Overview
In this lesson, we will learn how to program the Arduino to generate PWM signals. And then we use the PWM square-wave signals to control an LED gradually getting brighter and then slowly dimmer, much like human breath.
Components
- 1 * Arduino UNO
- 1 * USB Cable
- 1 * LED
- 1 * 220Ω Resistor
- 1 * Breadboard
- Several jumper wires
Principle
Pulse Width Modulation, or PWM, is a technique for getting analog results with digital means. Digital control is used to create a square wave, a signal switched between on and off. This on-off pattern can simulate voltages in between full on (5 Volts) and off (0 Volts) by changing the portion of the time the signal spends on versus the time that the signal spends off. The duration of "on time" is called the pulse width. To get varying analog values, you change, or modulate, that pulse width. If you repeat this on-off pattern fast enough with an LED for example, the result is as if the signal is a steady voltage between 0 and 5v controlling the brightness of the LED.
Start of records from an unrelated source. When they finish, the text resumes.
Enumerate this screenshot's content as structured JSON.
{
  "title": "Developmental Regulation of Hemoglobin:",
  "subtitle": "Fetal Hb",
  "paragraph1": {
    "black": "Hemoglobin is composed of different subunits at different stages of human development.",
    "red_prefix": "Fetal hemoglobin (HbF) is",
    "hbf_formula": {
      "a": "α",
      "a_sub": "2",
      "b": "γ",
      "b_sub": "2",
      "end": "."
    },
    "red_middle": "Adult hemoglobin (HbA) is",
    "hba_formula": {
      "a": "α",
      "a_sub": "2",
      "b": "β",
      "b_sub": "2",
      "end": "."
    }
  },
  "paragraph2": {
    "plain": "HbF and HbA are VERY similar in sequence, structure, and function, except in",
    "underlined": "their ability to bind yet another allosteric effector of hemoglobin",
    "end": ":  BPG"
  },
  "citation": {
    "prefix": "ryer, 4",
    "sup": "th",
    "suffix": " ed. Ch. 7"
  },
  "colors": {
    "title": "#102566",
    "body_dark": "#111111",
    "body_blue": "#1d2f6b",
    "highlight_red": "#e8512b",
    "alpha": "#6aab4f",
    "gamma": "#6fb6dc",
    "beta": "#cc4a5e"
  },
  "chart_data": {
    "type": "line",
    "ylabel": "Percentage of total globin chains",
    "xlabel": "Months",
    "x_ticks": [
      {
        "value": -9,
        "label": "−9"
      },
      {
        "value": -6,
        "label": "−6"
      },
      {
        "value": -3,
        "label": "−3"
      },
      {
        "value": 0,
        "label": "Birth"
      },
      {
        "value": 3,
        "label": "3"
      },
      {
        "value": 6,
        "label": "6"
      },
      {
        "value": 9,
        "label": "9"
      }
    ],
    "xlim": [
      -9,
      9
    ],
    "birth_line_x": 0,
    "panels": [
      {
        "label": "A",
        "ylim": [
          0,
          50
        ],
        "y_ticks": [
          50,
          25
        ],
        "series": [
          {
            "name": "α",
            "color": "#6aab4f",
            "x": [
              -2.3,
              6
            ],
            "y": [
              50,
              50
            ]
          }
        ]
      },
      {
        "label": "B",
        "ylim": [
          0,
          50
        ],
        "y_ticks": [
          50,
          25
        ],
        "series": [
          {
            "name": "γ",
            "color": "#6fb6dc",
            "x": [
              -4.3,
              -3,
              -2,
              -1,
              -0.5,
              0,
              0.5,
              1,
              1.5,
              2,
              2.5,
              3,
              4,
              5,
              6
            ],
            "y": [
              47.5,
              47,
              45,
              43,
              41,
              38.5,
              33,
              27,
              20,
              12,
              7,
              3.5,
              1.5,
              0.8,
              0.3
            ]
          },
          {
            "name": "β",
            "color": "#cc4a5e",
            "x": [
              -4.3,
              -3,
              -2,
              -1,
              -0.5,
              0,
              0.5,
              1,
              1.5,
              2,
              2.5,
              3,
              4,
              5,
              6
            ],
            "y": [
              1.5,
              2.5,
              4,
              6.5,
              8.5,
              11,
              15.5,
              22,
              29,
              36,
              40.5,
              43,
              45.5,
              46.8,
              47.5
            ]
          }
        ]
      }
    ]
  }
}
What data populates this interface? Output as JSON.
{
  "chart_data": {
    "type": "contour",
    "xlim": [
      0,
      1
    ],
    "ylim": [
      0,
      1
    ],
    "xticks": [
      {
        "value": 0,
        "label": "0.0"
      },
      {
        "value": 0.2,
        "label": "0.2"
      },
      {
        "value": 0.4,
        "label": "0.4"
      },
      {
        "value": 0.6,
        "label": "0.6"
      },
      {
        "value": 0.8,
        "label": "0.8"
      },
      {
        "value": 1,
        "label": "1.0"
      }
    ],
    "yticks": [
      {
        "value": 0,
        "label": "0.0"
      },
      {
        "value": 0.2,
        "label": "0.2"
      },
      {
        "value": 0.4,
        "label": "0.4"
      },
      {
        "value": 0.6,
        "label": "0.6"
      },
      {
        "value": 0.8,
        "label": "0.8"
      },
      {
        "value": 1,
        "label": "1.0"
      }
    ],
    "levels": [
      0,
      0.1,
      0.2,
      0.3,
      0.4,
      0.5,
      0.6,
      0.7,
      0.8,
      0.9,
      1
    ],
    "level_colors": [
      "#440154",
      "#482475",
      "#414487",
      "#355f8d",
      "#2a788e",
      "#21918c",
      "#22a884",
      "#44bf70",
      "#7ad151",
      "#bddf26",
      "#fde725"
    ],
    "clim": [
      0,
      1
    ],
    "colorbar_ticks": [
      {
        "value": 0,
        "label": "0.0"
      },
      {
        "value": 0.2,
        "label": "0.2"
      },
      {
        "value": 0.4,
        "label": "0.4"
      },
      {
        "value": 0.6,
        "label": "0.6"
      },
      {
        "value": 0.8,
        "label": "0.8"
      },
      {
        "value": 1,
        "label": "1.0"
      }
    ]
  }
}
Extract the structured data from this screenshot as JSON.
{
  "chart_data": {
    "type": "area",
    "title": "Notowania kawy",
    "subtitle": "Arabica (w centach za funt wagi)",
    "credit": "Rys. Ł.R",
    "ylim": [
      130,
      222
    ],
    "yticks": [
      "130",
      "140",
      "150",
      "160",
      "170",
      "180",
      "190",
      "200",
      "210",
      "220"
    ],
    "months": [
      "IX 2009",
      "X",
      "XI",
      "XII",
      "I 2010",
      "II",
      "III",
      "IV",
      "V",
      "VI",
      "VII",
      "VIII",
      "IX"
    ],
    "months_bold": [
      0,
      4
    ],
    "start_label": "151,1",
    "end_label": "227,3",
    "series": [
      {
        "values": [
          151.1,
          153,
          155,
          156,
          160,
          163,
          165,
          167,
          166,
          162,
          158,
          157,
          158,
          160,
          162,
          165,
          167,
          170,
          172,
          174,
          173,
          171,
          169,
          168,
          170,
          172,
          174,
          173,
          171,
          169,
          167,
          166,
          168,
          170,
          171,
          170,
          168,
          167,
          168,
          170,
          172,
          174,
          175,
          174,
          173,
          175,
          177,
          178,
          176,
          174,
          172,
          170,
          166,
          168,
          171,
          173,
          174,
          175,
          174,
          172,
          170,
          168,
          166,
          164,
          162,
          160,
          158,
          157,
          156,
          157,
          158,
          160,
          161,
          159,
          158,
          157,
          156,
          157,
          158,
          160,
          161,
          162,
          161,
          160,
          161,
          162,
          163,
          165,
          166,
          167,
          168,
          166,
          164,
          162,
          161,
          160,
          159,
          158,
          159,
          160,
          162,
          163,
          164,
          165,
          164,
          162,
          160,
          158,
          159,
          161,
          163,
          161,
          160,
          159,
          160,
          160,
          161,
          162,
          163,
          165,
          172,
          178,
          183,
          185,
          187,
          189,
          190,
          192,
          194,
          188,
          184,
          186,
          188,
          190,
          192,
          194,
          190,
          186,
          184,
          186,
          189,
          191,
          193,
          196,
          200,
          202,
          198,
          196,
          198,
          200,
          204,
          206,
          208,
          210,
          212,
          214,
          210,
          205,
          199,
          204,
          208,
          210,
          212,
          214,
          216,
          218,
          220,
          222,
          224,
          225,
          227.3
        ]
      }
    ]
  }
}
In the following figure, the green lines represent a regular time period. This duration or period is the inverse of the PWM frequency. In other words, with Arduino's PWM frequency at about 500Hz, the green lines would measure 2 milliseconds each. A call to analogWrite() is on a scale of 0 - 255, such that analogWrite(255) requests a 100% duty cycle (always on), and analogWrite(127) is a 50% duty cycle (on half the time) for example.
Key function:
●analogWrite()
Writes an analog value (PWM wave) to a pin. Can be used to light an LED at varying brightnesses or drive a motor at various speeds. After a call to analogWrite(), the pin will generate a steady square wave of the specified duty cycle until the next call to analogWrite() (or a call to digitalRead() or digitalWrite() on the same pin). You do not need to call pinMode() to set the pin as an output before calling analogWrite().
Syntax:
analogWrite(pin, value)
Parameters:
pin: the pin to write to.
value: the duty cycle: between 0 (always off) and 255 (always on).
Returns:
nothing
Procedures
Step 1: Build the circuit
Step 2: Program
/***********************************************************
File name: 08_breathingLed.ino
Description: PWM control the LED gradually from dark to
brighter, then from brighter to dark
Website: www.adeept.com
E-mail: support@adeept.com
Author: Tom
Date: 2015/05/02
***********************************************************/
int ledpin=11; //definition digital 11 pins as pin to control the LED
void setup ()
{
pinMode(ledpin,OUTPUT); //Set digital 11 port mode, the OUTPUT for the output
}
void loop()
{
for (int a=0; a<=255;a++) //Loop, PWM control of LED brightness increase
{
analogWrite(ledpin,a); //PWM output value a (0~255)
delay(15); //The duration of the current brightness level. 15ms
}
for (int a=255; a>=0;a--) //Loop, PWM control of LED brightness Reduced
{
analogWrite(ledpin,a); //PWM output value a (255~0)
delay(15); //The duration of the current brightness level. 15ms
}
delay(100); //100ms delay
}Step 3: Compile the program and upload to Arduino UNO board.
Now, you should see the LED lights up and gets gradually brighter, and then slowly turns dimmer. The process repeats circularly, and with the particular rhythm it looks like animals' breath.
Summary
By learning this lesson, you should have mastered the basic principles of the PWM, and get skilled at the PWM programming on the Arduino platform.